Le 8 mai 1982 à Zolder, Gilles Villeneuve s’est tué en qualifications alors qu’il cherchait la pole position, deux semaines après le Grand Prix de Saint-Marin où il s’était senti trahi par son équipier Ferrari Didier Pironi.
Quarante-quatre ans après, le fil qui domine encore son histoire reste celui-là: un pilote adoré pour son engagement total, emporté au terme de quinze jours de fracture interne chez Ferrari. À Zolder, Villeneuve roulait à fond pour aller chercher le meilleur temps quand il n’a pas vu Jochen Mass assez tôt devant lui. Selon le récit de l’accident, les roues des deux voitures se sont accrochées, la Ferrari s’est envolée et est retombée presque sur l’avant. Villeneuve a perdu l’avant de la voiture alors qu’il restait retenu par ses ceintures. « Le destin avait décidé », résume ce témoignage rétrospectif.

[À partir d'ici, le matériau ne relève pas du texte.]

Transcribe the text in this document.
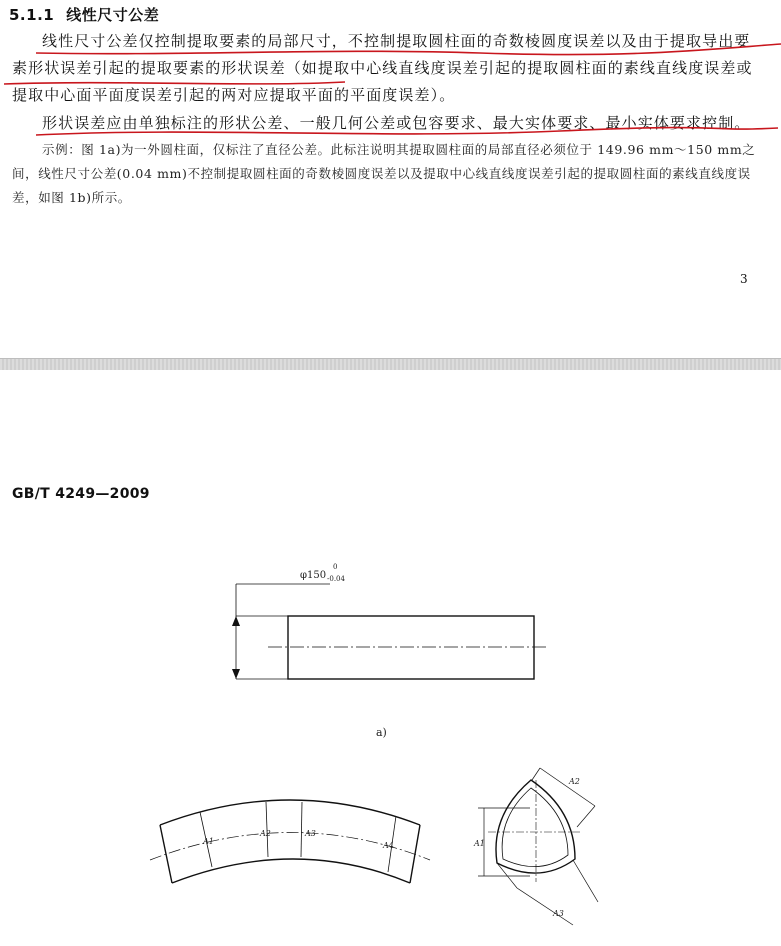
5.1.1 线性尺寸公差

线性尺寸公差仅控制提取要素的局部尺寸，不控制提取圆柱面的奇数棱圆度误差以及由于提取导出要素形状误差引起的提取要素的形状误差（如提取中心线直线度误差引起的提取圆柱面的素线直线度误差或提取中心面平面度误差引起的两对应提取平面的平面度误差）。

形状误差应由单独标注的形状公差、一般几何公差或包容要求、最大实体要求、最小实体要求控制。

示例：图 1a)为一外圆柱面，仅标注了直径公差。此标注说明其提取圆柱面的局部直径必须位于 149.96 mm～150 mm之间，线性尺寸公差(0.04 mm)不控制提取圆柱面的奇数棱圆度误差以及提取中心线直线度误差引起的提取圆柱面的素线直线度误差，如图 1b)所示。

3
GB/T 4249—2009
φ150
0
-0.04
a)
A1
A2	A3
A4	A1
A2
A3
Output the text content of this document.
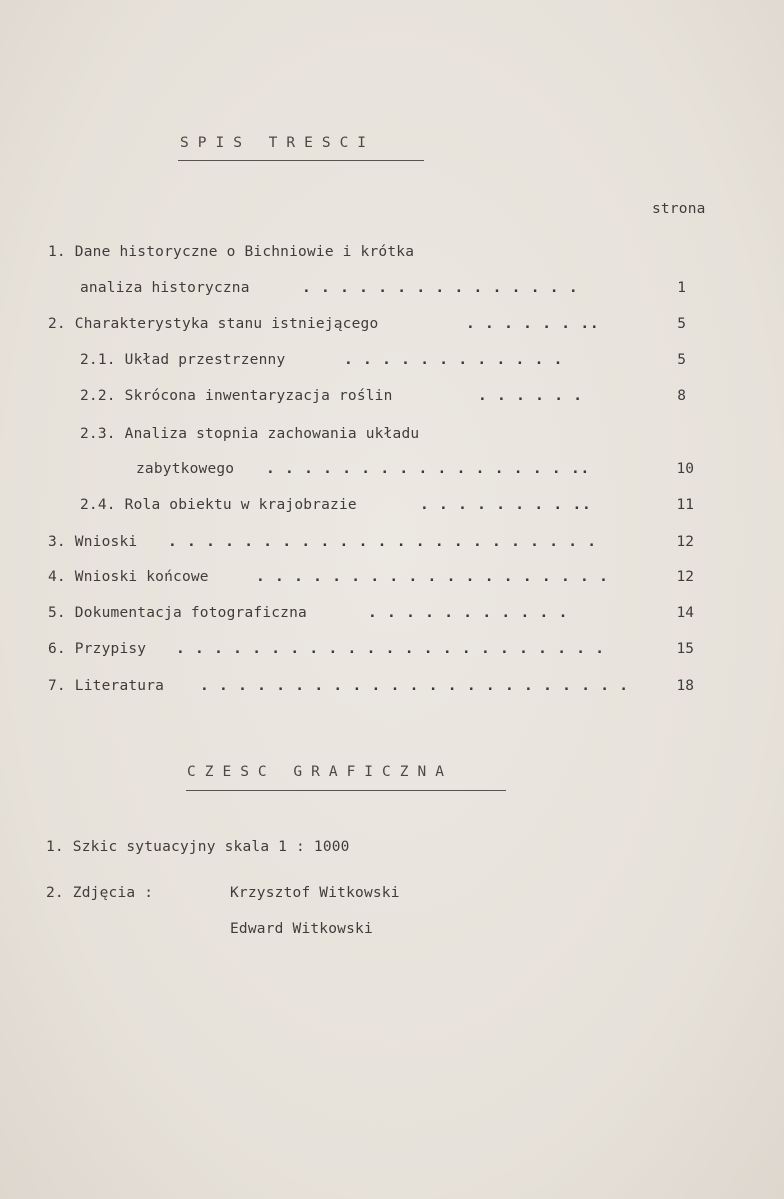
SPIS TRESCI
strona
1. Dane historyczne o Bichniowie i krótka
analiza historyczna	. . . . . . . . . . . . . . .	1
2. Charakterystyka stanu istniejącego	. . . . . . ..	5
2.1. Układ przestrzenny	. . . . . . . . . . . .	5
2.2. Skrócona inwentaryzacja roślin	. . . . . .	8
2.3. Analiza stopnia zachowania układu
zabytkowego . . . . . . . . . . . . . . . . ..	10
2.4. Rola obiektu w krajobrazie	. . . . . . . . ..	11
3. Wnioski . . . . . . . . . . . . . . . . . . . . . . .	12
4. Wnioski końcowe	. . . . . . . . . . . . . . . . . . .	12
5. Dokumentacja fotograficzna	. . . . . . . . . . .	14
6. Przypisy . . . . . . . . . . . . . . . . . . . . . . .	15
7. Literatura . . . . . . . . . . . . . . . . . . . . . . .	18
CZESC GRAFICZNA
1. Szkic sytuacyjny skala 1 : 1000
2. Zdjęcia :	Krzysztof Witkowski
Edward Witkowski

Le contexte d’Imola donne à ce week-end belge une portée particulière. Au Grand Prix de Saint-Marin, après l’abandon de René Arnoux et avec environ quinze tours à parcourir, Villeneuve menait devant Pironi. Ferrari a alors transmis via le panneau des stands une consigne de ralentir à ses deux pilotes, dans une période où le V6 turbo était jugé fragile et où les deux hommes ne comptaient ensemble qu’un seul point au championnat.
Villeneuve avait compris cet ordre comme un gel des positions. Pironi, lui, a doublé puis n’a pas réduit son rythme. Deux tours plus tard, il était passé en tête. Villeneuve a d’abord cru que son équipier voulait seulement offrir du spectacle avant de lui rendre la place, puis il a compris que Pironi voulait gagner. Le Français s’est imposé, et la rupture est devenue définitive. Le récit de l’époque affirme que Villeneuve jura de ne plus jamais lui adresser la parole.
Joann Villeneuve, veuve de Gilles Villeneuve, l’a encore expliqué dans un entretien commémoratif: son mari était « très loyal » et, pour lui, « une poignée de main avait la même valeur qu’une signature ». Elle ajoute que c’est précisément pour cela qu’il s’est senti trahi à Imola. Cette blessure, chez un pilote qui croyait aux accords entre pilotes, a pesé lourd dans les jours qui ont suivi.
À Zolder, cette tension était visible. Le journaliste Nigel Roebuck, dans une chronique de souvenir consacrée au Canadien, raconte l’avoir trouvé « un peu tendu » ce vendredi-là. Villeneuve lui avait dit sur le circuit belge: « Jusqu’à maintenant, l’atmosphère dans l’équipe a toujours été simple, mais après Imola, elle ne peut plus l’être. » Roebuck se souvenait aussi de son dernier départ du stand Ferrari, d’un pilote « très posé » dans le cockpit, immobile malgré l’agitation autour de lui.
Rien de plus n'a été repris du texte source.